Em outubro de 2003, 22 pessoas foram condenadas pela 3ª Vara Federal Criminal do Rio, entre fiscais estaduais da Fazenda, auditores da Receita Federal e os doleiros que enviaram ilegalmente dinheiro ao exterior. Em 2007, as sentenças foram confirmadas pelo Tribunal Regional Federal. Os condenados recorreram, e o caso foi parar no Superior Tribunal de Justiça (STJ). Desde 2009, as 22 mil folhas, distribuídas por 66 volumes do processo original, repousam, em segredo de Justiça, à espera de julgamento no STJ. Dez anos após a primeira condenação, a ação está no gabinete da ministra Assusete Magalhães, a sexta relatora do caso, ainda sem decisão. Existem sete recursos ativos sobre o caso no STJ e dois no Supremo Tribunal Federal. Segundo o STJ, o lapso de tempo se deve ao excesso de processos; à grande rotatividade de ministros das turmas penais; e a seis substituições desde 2012, agravadas pela demora nas nomeações.
“O julgamento sobre o qual a República Federativa do Brasil se apoiava para fundar suas pretensões civis não era definitivo. Assim, a natureza da lesão potencialmente sofrida pelo Estado do Rio de Janeiro não pode ser estabelecida definitivamente”, afirma a decisão do Tribunal Penal Federal da Suíça, de novembro de 2011, que nega o repatriamento dos recursos ao Brasil. Em janeiro deste ano, a Suprema Corte suíça ratificou a decisão do Tribunal Penal, concluindo o processo. Não cabe mais recurso, pela via jurídica, para trazer o dinheiro de volta ao Brasil.Apesar de a decisão ser do começo do ano, somente na semana passada a Advocacia-Geral da União, responsável pelo processo judicial, informou o resultado ao governo do Rio, segundo ÉPOCA apurou. Além da demora da Justiça brasileira, as autoridades suíças entenderam que a União não era parte legítima para pedir o repatriamento do dinheiro, porque o dano direto da corrupção fora causado ao Rio de Janeiro, não ao governo federal.
O governo brasileiro ainda não desistiu de recuperar os recursos, que continuam congelados na Suíça.
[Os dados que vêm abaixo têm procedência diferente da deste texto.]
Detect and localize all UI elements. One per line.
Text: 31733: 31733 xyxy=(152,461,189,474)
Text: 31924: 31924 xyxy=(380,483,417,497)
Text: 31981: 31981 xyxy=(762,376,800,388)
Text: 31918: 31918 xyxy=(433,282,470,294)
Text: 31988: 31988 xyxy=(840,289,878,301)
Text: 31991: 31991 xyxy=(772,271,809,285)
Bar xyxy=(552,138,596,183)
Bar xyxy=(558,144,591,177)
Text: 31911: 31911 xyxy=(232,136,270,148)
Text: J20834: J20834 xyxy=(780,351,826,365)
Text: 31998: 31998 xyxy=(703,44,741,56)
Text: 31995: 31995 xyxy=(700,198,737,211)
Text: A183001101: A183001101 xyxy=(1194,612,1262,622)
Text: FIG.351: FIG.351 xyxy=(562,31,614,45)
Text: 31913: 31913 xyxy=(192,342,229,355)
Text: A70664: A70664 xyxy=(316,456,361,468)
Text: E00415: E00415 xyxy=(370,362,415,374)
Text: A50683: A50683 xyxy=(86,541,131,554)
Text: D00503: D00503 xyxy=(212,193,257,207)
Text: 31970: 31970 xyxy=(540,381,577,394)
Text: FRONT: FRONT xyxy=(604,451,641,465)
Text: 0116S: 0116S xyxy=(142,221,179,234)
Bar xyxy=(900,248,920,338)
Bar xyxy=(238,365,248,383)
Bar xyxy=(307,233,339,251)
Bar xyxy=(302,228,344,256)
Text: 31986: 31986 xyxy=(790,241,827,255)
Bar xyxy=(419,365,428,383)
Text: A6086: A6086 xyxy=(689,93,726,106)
Segundo o Departamento Internacional da Advocacia-Geral da União, a decisão encoraja uma “solução negociada” entre os dois países para a devolução do dinheiro, com base nos princípios da legislação federal suíça sobre o compartilhamento de ativos patrimoniais confiscados. O Ministério da Justiça capitaneia essa negociação e coordena as ações brasileiras. Se essa solução diplomática não prosperar, as autoridades suíças terão dois cenários: liberar o dinheiro aos correntistas ou incorporá-lo ao tesouro do país.
Silveirinha foi o nome mais conhecido do propinoduto, mas não foi quem mais mandou dinheiro para a Suíça. Em sua conta no Union Bancaire Privée, ele acumulou US$ 8,7 milhões. Outro auditor, Carlos Eduardo Pereira Ramos, juntou ainda mais: US$ 18,1 milhões. Como subsecretário adjunto de Administração Tributária, Silveirinha era o superior hierárquico de Carlos Eduardo, chefe da Inspetoria de Grande Porte – responsável pelas 400 maiores empresas do Estado e três quartos da arrecadação de ICMS. Juntos, os dois obtiveram 79% dos recursos desviados pelo grupo. Em 2012, o caso entrou na lista do Banco de Dados de Grandes Casos de Corrupção, do Banco Mundial. Por esse recorde nefasto, Silveirinha e Carlos Eduardo deveriam ser punidos – e não premiados, como pode acontecer.